Le maître finlandais du drôle Aki Kaurismäki offre à Cannes l’un des meilleurs films de la compétition de cette année.
Pour le quatrième chapitre de sa “trilogie ouvrière” (Ombres au paradis, Arielle, La fille de l’usine d’allumettes), le maestro impassible finlandais Aki Kaurismäki a livré ce qui pourrait être la comédie romantique la plus sombre mais la plus chaleureuse de 2023.
Feuilles mortes voit deux inconnus croiser les yeux dans un bar karaoké d’Helsinki. Ansa (Alma Pöysti) travaille dans un supermarché, tandis que Holappa (Jussi Vatanen) travaille comme métallurgiste dans un parc à ferraille. Rien ne se passe cette nuit-là, mais le hasard les réunit une fois de plus. Les deux finissent par être licenciés de leurs emplois mal rémunérés; elle pour avoir pris un sandwich périmé, lui pour sa tendance à prendre une gorgée au travail. Pourtant, ils vont à un premier rendez-vous.
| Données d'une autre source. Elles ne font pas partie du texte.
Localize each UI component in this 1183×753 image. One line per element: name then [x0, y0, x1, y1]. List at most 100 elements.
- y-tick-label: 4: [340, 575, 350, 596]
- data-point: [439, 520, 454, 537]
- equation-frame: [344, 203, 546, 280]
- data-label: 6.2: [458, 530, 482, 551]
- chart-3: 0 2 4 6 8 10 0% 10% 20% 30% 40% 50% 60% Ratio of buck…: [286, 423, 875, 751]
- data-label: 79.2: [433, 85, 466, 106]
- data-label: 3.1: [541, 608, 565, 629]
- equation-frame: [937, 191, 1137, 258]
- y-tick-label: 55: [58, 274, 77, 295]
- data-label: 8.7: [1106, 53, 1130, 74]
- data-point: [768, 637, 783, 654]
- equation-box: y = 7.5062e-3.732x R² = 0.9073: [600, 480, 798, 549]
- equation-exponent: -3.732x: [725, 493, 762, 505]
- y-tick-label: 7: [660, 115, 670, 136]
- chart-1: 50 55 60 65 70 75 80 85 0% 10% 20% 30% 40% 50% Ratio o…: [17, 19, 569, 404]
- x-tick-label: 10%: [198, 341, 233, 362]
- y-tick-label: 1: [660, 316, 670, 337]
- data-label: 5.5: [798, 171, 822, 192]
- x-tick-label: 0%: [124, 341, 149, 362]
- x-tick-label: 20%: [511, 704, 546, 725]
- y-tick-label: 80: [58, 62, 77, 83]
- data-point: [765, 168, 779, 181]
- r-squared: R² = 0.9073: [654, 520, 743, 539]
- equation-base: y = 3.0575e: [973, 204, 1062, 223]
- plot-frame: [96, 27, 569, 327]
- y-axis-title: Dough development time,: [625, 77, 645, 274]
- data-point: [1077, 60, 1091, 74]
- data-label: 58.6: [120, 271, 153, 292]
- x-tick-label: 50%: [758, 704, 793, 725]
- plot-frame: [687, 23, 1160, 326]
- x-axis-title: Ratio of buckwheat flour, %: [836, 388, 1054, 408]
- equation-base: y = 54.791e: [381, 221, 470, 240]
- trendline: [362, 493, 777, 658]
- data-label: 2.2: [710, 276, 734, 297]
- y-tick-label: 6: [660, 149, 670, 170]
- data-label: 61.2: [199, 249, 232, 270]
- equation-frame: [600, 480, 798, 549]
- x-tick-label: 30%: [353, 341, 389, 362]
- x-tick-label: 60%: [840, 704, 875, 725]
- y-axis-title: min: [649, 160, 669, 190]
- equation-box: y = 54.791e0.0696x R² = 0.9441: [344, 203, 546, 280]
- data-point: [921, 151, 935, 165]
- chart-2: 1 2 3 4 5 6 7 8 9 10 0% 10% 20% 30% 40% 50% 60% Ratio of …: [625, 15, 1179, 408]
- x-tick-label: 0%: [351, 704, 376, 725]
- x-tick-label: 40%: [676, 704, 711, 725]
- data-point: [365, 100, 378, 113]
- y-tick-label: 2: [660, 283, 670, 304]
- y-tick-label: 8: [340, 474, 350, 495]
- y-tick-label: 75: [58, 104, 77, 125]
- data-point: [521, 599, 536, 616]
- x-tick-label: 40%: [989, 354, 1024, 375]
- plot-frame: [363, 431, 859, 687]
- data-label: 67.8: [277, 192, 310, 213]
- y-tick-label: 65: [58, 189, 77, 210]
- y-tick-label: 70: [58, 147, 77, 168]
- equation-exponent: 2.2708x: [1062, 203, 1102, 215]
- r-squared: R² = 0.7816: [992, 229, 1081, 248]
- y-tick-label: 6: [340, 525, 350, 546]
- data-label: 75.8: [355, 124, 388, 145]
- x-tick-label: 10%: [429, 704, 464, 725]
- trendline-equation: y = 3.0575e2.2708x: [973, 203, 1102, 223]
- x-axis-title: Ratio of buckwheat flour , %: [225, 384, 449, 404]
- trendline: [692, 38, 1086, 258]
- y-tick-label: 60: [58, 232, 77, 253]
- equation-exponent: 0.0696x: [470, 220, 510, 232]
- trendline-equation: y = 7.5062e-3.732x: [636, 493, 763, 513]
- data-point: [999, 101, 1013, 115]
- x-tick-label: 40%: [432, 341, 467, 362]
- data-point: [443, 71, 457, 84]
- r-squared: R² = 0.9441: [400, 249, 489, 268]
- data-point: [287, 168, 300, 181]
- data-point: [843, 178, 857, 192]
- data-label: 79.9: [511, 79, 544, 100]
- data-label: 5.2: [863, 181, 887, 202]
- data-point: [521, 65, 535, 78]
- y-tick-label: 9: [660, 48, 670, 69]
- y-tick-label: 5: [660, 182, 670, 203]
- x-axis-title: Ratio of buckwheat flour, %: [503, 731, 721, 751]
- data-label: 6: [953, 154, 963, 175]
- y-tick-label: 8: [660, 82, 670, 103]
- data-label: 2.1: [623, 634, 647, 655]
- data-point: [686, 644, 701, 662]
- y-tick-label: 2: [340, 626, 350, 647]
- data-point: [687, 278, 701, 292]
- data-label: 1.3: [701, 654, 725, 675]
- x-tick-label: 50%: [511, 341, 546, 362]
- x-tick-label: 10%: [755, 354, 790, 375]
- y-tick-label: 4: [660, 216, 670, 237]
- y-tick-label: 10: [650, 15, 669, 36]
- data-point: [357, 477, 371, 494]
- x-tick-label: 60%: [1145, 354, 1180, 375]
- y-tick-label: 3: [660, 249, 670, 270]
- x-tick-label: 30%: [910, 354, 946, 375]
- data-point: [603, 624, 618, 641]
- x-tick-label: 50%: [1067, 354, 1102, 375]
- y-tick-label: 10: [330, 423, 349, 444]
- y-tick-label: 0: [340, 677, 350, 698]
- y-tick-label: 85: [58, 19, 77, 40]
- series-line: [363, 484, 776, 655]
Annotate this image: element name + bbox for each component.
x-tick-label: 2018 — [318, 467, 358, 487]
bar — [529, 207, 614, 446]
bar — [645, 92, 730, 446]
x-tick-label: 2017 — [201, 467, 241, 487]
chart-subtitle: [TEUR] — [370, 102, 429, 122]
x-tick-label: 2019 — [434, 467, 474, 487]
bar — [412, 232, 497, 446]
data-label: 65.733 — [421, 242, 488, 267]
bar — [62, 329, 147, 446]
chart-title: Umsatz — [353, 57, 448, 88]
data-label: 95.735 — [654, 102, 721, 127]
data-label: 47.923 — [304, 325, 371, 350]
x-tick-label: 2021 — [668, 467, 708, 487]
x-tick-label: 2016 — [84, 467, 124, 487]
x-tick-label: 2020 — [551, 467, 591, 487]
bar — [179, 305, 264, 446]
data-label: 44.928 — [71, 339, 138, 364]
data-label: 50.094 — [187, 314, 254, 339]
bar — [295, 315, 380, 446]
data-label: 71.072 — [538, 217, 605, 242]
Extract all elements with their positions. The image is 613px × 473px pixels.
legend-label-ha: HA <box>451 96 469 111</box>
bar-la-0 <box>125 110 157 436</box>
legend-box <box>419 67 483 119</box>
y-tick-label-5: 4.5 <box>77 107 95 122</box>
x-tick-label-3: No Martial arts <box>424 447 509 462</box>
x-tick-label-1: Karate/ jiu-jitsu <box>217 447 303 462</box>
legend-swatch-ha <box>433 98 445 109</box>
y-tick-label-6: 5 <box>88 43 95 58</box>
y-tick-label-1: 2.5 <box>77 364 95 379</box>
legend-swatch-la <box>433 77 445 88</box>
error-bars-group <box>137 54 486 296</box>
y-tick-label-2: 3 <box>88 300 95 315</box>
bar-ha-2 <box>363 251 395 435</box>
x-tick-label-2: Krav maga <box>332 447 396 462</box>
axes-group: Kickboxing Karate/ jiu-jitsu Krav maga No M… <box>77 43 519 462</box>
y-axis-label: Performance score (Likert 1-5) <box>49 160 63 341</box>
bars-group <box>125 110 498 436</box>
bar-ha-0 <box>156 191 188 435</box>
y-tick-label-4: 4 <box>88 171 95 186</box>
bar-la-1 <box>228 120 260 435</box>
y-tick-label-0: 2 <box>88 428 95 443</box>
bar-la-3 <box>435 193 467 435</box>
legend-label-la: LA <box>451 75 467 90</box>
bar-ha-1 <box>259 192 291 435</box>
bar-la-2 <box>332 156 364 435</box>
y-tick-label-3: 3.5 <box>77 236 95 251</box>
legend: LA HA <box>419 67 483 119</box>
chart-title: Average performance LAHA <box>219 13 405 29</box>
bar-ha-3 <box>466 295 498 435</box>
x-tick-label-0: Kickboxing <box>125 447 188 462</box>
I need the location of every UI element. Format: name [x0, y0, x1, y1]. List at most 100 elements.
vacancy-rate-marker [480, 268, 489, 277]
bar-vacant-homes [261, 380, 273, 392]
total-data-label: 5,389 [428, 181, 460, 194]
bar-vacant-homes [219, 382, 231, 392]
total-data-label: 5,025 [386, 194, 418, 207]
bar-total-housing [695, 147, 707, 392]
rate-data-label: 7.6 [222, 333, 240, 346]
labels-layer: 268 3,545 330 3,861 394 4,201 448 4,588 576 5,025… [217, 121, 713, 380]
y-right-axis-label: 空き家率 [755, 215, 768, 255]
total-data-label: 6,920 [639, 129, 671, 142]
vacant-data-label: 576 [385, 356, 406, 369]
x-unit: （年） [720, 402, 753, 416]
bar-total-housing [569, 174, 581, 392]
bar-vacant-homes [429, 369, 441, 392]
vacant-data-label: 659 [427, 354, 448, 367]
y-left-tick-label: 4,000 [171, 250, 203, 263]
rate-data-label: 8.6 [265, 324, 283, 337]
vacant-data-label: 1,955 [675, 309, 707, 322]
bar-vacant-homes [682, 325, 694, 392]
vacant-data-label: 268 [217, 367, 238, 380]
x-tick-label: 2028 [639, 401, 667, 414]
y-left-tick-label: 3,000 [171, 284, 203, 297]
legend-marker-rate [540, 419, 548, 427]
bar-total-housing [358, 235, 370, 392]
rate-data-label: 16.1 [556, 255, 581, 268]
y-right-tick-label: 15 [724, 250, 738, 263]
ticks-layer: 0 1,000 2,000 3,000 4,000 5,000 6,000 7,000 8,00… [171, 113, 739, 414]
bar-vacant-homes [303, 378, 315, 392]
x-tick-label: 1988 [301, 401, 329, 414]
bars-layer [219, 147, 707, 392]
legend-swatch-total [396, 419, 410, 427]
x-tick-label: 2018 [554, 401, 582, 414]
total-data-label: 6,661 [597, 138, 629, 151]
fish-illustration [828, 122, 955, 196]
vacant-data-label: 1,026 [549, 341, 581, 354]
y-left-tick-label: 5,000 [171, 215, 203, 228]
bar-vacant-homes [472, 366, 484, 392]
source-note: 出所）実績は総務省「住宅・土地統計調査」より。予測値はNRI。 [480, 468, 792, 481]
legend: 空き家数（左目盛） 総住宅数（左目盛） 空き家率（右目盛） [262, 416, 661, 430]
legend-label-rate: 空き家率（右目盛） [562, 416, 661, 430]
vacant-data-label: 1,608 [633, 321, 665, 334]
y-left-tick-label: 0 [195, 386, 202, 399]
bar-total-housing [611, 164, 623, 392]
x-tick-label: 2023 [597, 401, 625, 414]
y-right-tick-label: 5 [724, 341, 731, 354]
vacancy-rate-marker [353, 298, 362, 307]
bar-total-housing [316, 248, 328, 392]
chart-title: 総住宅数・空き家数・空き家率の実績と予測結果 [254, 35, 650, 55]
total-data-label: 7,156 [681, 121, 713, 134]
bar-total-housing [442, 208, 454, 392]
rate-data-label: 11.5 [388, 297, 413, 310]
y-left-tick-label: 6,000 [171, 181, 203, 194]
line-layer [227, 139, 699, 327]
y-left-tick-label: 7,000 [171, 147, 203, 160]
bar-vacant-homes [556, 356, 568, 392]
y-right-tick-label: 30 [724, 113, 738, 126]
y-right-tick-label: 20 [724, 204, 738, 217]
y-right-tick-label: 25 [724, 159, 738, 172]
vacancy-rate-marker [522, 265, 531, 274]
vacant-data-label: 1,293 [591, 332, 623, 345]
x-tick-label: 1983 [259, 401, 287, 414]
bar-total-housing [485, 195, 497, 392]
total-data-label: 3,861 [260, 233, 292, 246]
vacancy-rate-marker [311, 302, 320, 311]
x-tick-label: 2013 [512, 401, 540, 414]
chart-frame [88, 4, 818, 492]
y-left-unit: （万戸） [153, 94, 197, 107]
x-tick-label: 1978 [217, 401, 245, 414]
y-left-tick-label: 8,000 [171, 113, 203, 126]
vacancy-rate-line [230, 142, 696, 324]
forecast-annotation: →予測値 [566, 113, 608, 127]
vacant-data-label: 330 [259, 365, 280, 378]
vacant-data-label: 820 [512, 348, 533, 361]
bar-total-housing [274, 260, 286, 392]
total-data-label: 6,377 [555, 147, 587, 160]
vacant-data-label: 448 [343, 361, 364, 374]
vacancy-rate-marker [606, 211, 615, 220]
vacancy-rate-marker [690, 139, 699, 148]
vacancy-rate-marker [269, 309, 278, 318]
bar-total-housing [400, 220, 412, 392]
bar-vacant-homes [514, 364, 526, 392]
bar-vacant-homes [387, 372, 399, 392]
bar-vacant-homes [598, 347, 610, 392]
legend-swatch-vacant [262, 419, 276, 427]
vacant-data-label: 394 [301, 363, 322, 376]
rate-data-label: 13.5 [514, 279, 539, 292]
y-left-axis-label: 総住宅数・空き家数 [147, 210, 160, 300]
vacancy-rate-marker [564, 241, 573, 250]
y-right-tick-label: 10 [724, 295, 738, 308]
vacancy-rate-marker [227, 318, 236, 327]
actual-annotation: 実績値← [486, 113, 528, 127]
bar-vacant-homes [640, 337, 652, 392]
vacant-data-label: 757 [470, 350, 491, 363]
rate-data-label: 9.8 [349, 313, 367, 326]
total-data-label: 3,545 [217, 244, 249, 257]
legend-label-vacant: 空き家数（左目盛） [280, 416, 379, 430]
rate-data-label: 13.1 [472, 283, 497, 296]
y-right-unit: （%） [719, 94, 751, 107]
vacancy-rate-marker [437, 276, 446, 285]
Après avoir bu du café en silence et visionné le film de Jim Jarmusch Les morts ne meurent pas (ce qui conduit deux de leurs collègues cinéphiles à revoir le film avec perspicacité par la suite, en le comparant à celui de Goddard Bande à Part et celui de Bresson Journal d’un curé de campagne – un gag cinéphile qui, comme on pouvait s’y attendre, a fait rire le public cannois), elle lui laisse son numéro sur une page de bloc-notes déchirée.
Le désastre survient lorsque le vent emporte le morceau de papier. Ce ne sera pas le premier événement qui conspire à séparer les deux amants potentiels – notamment une salade d’asperges qui confirme la redoutable équation de ‘asperges + écran = catastrophe imminente’ et débouche sur l’échange : « Je t’aime beaucoup, mais je ne prendrai pas d’alcool. / “Et je ne prendrai pas de commandes.”
Le récit de base de deux âmes perdues forgeant un lien étrange et magnifique coche beaucoup de cases génériques d’Hollywood, mais ce Kaurismäki dont nous parlons. Il façonne une romance ouvrière qui se développe comme une farce joyeuse avec toutes les caractéristiques indéniables de Kaurismäki : détachement silencieux, remarques ironiques et drôles, plusieurs hommages sournois à ses héros du cinéma – ici Ozu et Bresson en particulier – et ces baignés d’ombre et rehaussés de couleur. des portraits complotés qui dénoncent le partenariat continu du réalisateur avec le directeur de la photographie Timo Salminen.
Un élément tout au long de la romance constamment retardée de nos derniers chanceux peut être initialement perplexe: le rappel constant des reportages radio sur la guerre en Ukraine. Tout ce qu’ils font est un mystère au début, mais au fur et à mesure que le film progresse, on a l’impression que Kaurismäki nous rappelle à sa manière particulière que les liens sont précieux. L’état brisé du monde peut conduire à avoir besoin d’un verre (ou de six), et les facteurs extérieurs ont un moyen d’entraver des moments trop rares, comme une étincelle qui vous lie à quelqu’un sans pouvoir expliquer pourquoi vous le feriez n’importe quoi pour eux. Feuilles mortescomme celle d’Alexandre Koberidze Que voit-on quand on regarde le ciel ? avant cela, se trouve notre rappel que s’abandonner aux rencontres fortuites et embrasser l’amour sans avoir un pied hors de la porte est la seule chose sensée à faire lorsque le monde autour de vous s’effondre.
Au moment où le plan de clôture poétique arrive, cette ode à l’amour est couronnée par un autre zinger cinématographique, qui a fait applaudir tout un auditorium avant même que l’écran ne devienne noir et que le générique ne commence à rouler. Rares sont ces moments, et Kurismäki a non seulement livré l’un des meilleurs films du volet Compétition de cette année, mais a prouvé que la morosité et la romance peuvent heureusement partager un lit.
Bienvenue dans le bien-être finlandais. Nous voulons plus.